Em Nova Iorque, fora o tradicional lixo nos passeios e as habituais ratazanas,
tudo é caro e chique e padronizado e cansativo. Sei que é o capitalismo a
funcionar, mas aborrece-me que os capitalistas em questão ostentem o rosto do
“Che” na “t-shirt” de marca.
Vi inúmeras lojas fechadas, umas por estreitamento do horário, outras por estrangulamento da economia. No primeiro caso, ainda em 2018 era facílimo encontrar em Nova Iorque um restaurante aberto de madrugada. Agora, até os coreanos têm horário de encerramento (meia-noite, valha-me Deus). Às dez, salvo por um ou dois pedaços, São Francisco está a dormir. Phoenix, que nunca se notabilizou pela boémia, mas hoje é uma megalópole sem fim, idem. Los Angeles, ibidem. Las Vegas é há muito um pandemónio deprimente. Tomar um café à uma da manhã transformou-se num desafio. Não sei a razão, mas responsabilizo a inclinação deliberada ou fortuita para transformar o mundo num lugar mais triste a cada ano que passa. Pelo contrário, no segundo caso desconfio da causa que levou incontáveis estabelecimentos a fechar definitivamente e a assemelhar zonas prósperas das principais cidades a lugarejos delapidados do Mississippi, com tapumes a vedar a vitrine do que outrora foi uma promessa de negócio. Mais alguém aposta nas brincadeiras a pretexto da “pandemia”?
Vi que as brincadeiras
deixaram vasta herança.
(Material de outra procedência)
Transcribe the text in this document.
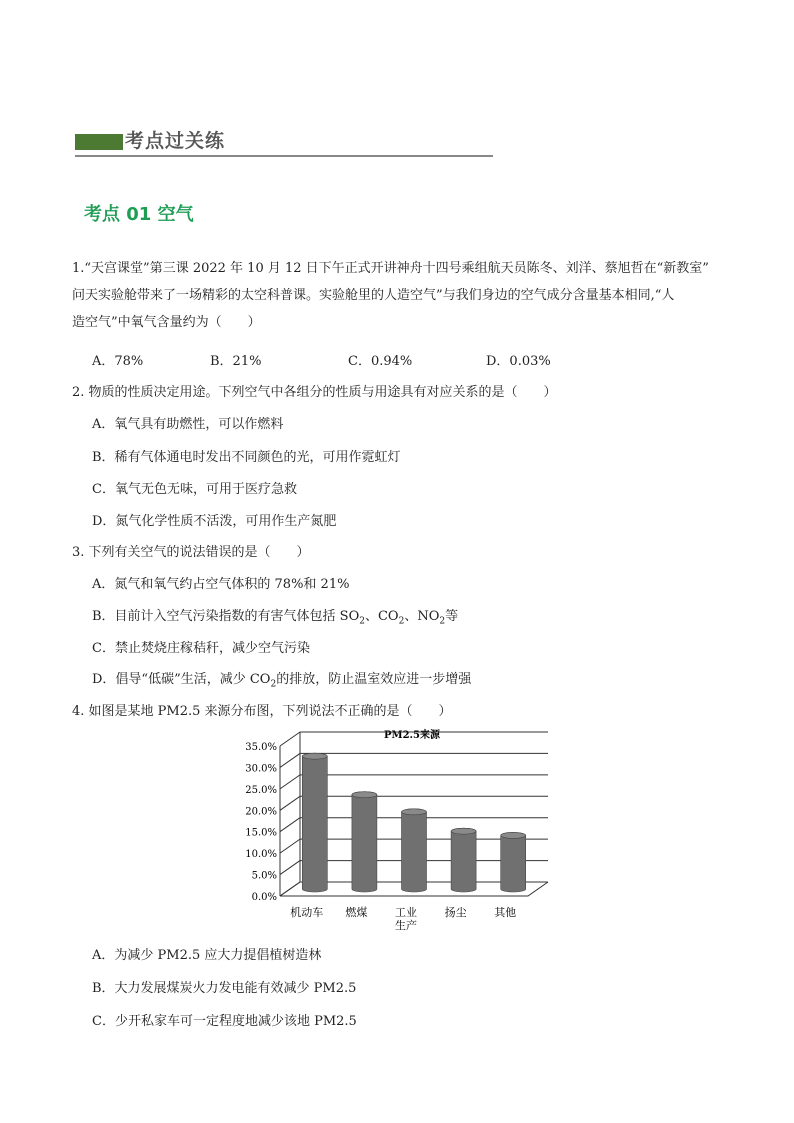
考点过关练
考点 01 空气
1.“天宫课堂”第三课 2022 年 10 月 12 日下午正式开讲神舟十四号乘组航天员陈冬、刘洋、蔡旭哲在“新教室”
问天实验舱带来了一场精彩的太空科普课。实验舱里的人造空气”与我们身边的空气成分含量基本相同,“人
造空气”中氧气含量约为（　　）
A．78%	B．21%	C．0.94%	D．0.03%
2. 物质的性质决定用途。下列空气中各组分的性质与用途具有对应关系的是（　　）
A．氧气具有助燃性，可以作燃料
B．稀有气体通电时发出不同颜色的光，可用作霓虹灯
C．氧气无色无味，可用于医疗急救
D．氮气化学性质不活泼，可用作生产氮肥
3. 下列有关空气的说法错误的是（　　）
A．氮气和氧气约占空气体积的 78%和 21%
B．目前计入空气污染指数的有害气体包括 $SO_2$、$CO_2$、$NO_2$等
C．禁止焚烧庄稼秸秆，减少空气污染
D．倡导“低碳”生活，减少 $CO_2$的排放，防止温室效应进一步增强
4. 如图是某地 PM2.5 来源分布图，下列说法不正确的是（　　）
PM2.5来源
0.0%
5.0%
10.0%
15.0%
20.0%
25.0%
30.0%
35.0%
机动车 燃煤	工业
生产
扬尘	其他
A．为减少 PM2.5 应大力提倡植树造林
B．大力发展煤炭火力发电能有效减少 PM2.5
C．少开私家车可一定程度地减少该地 PM2.5
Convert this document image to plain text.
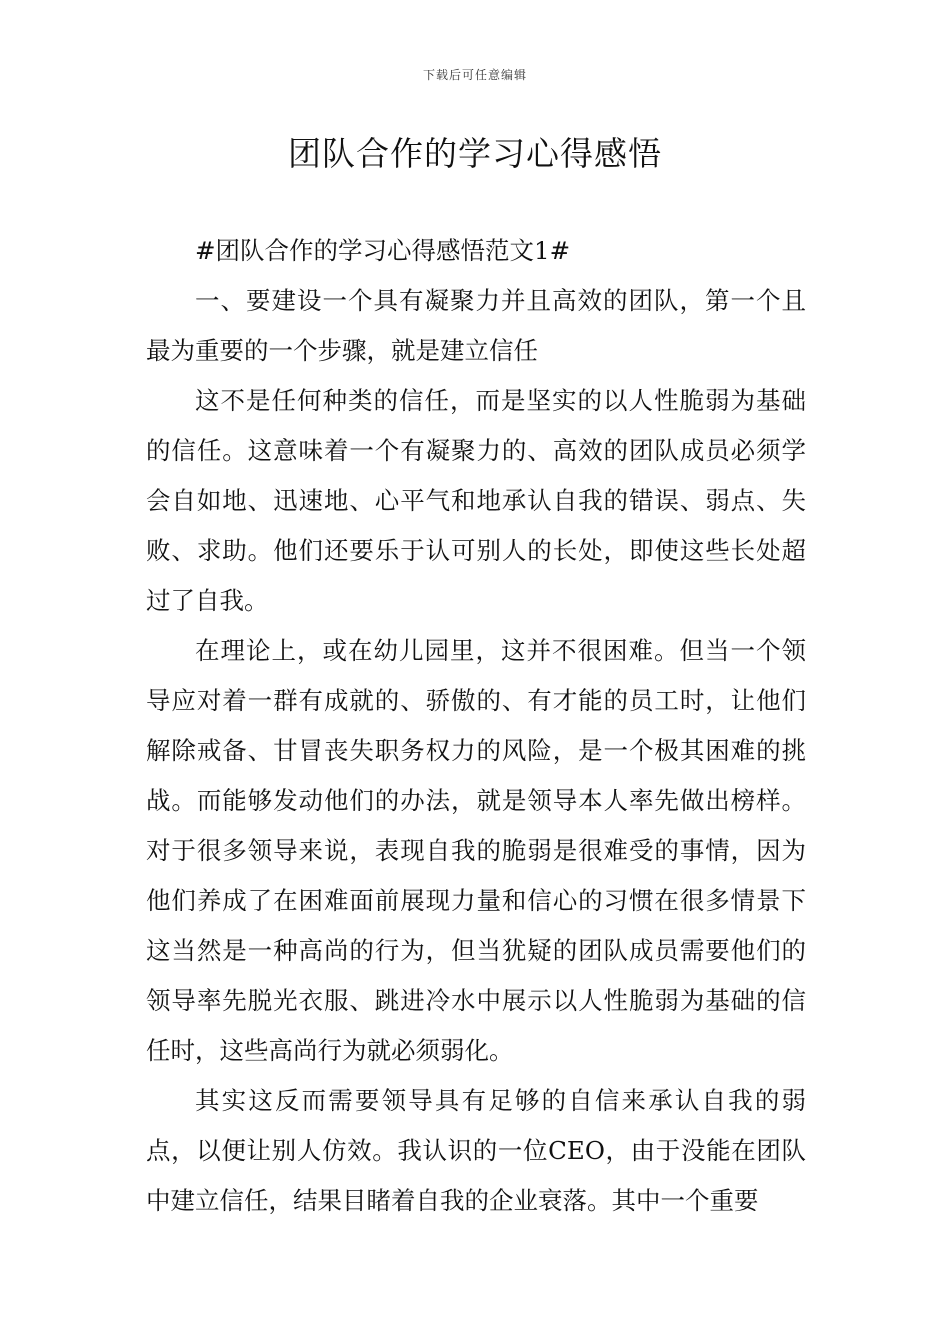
下载后可任意编辑
团队合作的学习心得感悟

#团队合作的学习心得感悟范文1#

一、要建设一个具有凝聚力并且高效的团队，第一个且最为重要的一个步骤，就是建立信任

这不是任何种类的信任，而是坚实的以人性脆弱为基础的信任。这意味着一个有凝聚力的、高效的团队成员必须学会自如地、迅速地、心平气和地承认自我的错误、弱点、失败、求助。他们还要乐于认可别人的长处，即使这些长处超过了自我。

在理论上，或在幼儿园里，这并不很困难。但当一个领导应对着一群有成就的、骄傲的、有才能的员工时，让他们解除戒备、甘冒丧失职务权力的风险，是一个极其困难的挑战。而能够发动他们的办法，就是领导本人率先做出榜样。对于很多领导来说，表现自我的脆弱是很难受的事情，因为他们养成了在困难面前展现力量和信心的习惯在很多情景下这当然是一种高尚的行为，但当犹疑的团队成员需要他们的领导率先脱光衣服、跳进冷水中展示以人性脆弱为基础的信任时，这些高尚行为就必须弱化。

其实这反而需要领导具有足够的自信来承认自我的弱点，以便让别人仿效。我认识的一位CEO，由于没能在团队中建立信任，结果目睹着自我的企业衰落。其中一个重要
A reboque das falências e do desemprego, as
estatísticas e meia dúzia de cidadãos sortidos contaram-me que o crime urbano
subiu imenso nos últimos dois anos. Julgo que a nova susceptibilidade das
autoridades às críticas por “excessos”, a beatificação racista das “minorias” e
os progressos das drogas sintéticas também não serão alheios à tendência. Ao
entardecer e com frequência em pleno dia, em qualquer sítio com mais de cem mil
habitantes, há dois zombies a cada esquina. Esclareço que nenhum me atacou,
embora alguns me tenham cravado cigarros com sucesso.
Vi que, ao contrário dos seus
custos, a “pandemia” desapareceu, tirando nos bonacheirões que mantêm a máscara
e em certas reservas índias, que mantêm as restrições por inteiro. Os pobres
“nativo-americanos” continuam com pavor das doenças dos brancos, por acaso
oriundas da China, e continuam a ser manipulados por eles. Amber, uma navajo
educadora de infância, informou-me que 10% dos “indígenas” (termo oficial)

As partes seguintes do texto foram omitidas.